As of June 2026, the Patron of the society is Louise Arbour, the Governor General of Canada.

== History ==
The society was formed in 1919 as the Winnipeg Stamp Society which changed its name to the Canadian Philatelic Association in 1920 and to the Canadian Philatelic Society (CPS) in 1923. The society received permission to adopt the "Royal" title in 1959.

National organised philately in Canada started with the founding of a separate organisation, also called the Canadian Philatelic Association, in 1887. The Philatelic Society of Canada was formed in 1891 and in 1894 the Dominion Philatelic Association was formed. By 1903 all were inactive and no national philatelic organisation existed in Canada until the Winnipeg Stamp Society became the new Canadian Philatelic Association in 1920.

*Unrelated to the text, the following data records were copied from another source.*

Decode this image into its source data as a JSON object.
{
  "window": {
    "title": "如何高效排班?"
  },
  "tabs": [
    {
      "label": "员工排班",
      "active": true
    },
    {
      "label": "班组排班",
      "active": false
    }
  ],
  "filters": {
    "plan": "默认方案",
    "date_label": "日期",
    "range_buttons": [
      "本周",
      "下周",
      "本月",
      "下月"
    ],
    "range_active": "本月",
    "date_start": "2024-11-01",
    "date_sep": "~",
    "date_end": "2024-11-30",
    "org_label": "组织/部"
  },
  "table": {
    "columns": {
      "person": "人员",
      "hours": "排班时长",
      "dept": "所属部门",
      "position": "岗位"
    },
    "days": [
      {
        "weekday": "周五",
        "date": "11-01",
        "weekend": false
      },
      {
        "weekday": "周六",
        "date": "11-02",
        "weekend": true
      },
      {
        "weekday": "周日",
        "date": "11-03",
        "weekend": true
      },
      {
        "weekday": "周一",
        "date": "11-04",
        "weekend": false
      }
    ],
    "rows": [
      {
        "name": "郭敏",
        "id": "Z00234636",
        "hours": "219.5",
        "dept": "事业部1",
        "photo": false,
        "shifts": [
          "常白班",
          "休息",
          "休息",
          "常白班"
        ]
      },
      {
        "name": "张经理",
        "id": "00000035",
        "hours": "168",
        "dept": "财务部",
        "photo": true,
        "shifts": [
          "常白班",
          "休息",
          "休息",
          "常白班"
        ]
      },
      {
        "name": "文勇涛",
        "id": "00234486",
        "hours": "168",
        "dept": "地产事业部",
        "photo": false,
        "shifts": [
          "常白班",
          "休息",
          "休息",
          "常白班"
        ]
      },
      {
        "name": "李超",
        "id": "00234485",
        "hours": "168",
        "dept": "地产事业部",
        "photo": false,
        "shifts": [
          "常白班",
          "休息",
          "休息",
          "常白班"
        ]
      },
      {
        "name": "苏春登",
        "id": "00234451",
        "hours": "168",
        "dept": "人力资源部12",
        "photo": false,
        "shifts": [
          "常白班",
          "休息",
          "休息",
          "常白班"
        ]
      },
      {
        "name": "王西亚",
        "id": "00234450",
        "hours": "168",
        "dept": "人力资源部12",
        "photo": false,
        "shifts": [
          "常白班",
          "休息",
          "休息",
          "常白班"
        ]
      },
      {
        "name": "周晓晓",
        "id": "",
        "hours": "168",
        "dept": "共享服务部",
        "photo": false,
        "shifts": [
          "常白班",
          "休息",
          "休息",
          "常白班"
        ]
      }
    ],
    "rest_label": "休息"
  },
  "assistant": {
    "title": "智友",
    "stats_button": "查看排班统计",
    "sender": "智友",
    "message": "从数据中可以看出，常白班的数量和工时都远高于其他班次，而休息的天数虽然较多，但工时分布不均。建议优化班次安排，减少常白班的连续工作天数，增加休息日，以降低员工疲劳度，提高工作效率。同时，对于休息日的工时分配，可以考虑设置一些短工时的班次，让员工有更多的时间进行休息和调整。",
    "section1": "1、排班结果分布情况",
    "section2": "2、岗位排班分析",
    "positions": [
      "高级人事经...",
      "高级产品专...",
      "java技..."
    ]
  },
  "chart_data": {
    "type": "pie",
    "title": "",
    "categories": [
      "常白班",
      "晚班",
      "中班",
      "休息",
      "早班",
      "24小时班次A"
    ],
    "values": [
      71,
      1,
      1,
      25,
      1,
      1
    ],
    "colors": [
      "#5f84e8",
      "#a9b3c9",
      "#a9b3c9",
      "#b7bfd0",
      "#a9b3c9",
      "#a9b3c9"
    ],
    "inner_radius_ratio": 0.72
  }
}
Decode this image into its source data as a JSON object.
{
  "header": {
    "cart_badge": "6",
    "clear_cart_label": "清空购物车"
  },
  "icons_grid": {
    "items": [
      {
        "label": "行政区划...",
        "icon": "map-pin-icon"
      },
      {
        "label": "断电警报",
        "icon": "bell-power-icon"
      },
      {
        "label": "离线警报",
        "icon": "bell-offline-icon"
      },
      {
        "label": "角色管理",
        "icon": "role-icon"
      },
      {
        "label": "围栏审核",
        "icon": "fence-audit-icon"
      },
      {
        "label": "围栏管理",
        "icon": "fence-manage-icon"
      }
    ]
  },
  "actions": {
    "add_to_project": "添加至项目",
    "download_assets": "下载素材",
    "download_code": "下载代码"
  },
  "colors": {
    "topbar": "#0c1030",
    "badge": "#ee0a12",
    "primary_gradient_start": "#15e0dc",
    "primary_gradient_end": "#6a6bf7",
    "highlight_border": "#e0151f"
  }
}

Despite name changes and periods of inactivity on a national scale, many of the same individuals are to be found in the different societies, and the 1925 yearbook of the CPS shows Henry Hechler and Ernest Frederick Würtele to be members, both of whom had been members of the original Canadian Philatelic Association. Alfred F. Lichtenstein was also one of the 285 members in 1925.

== Journal ==
The society's journal, The Canadian Philatelist is published every two months and past issues are available to view on the society web site free of charge together with all the predecessors to the journal.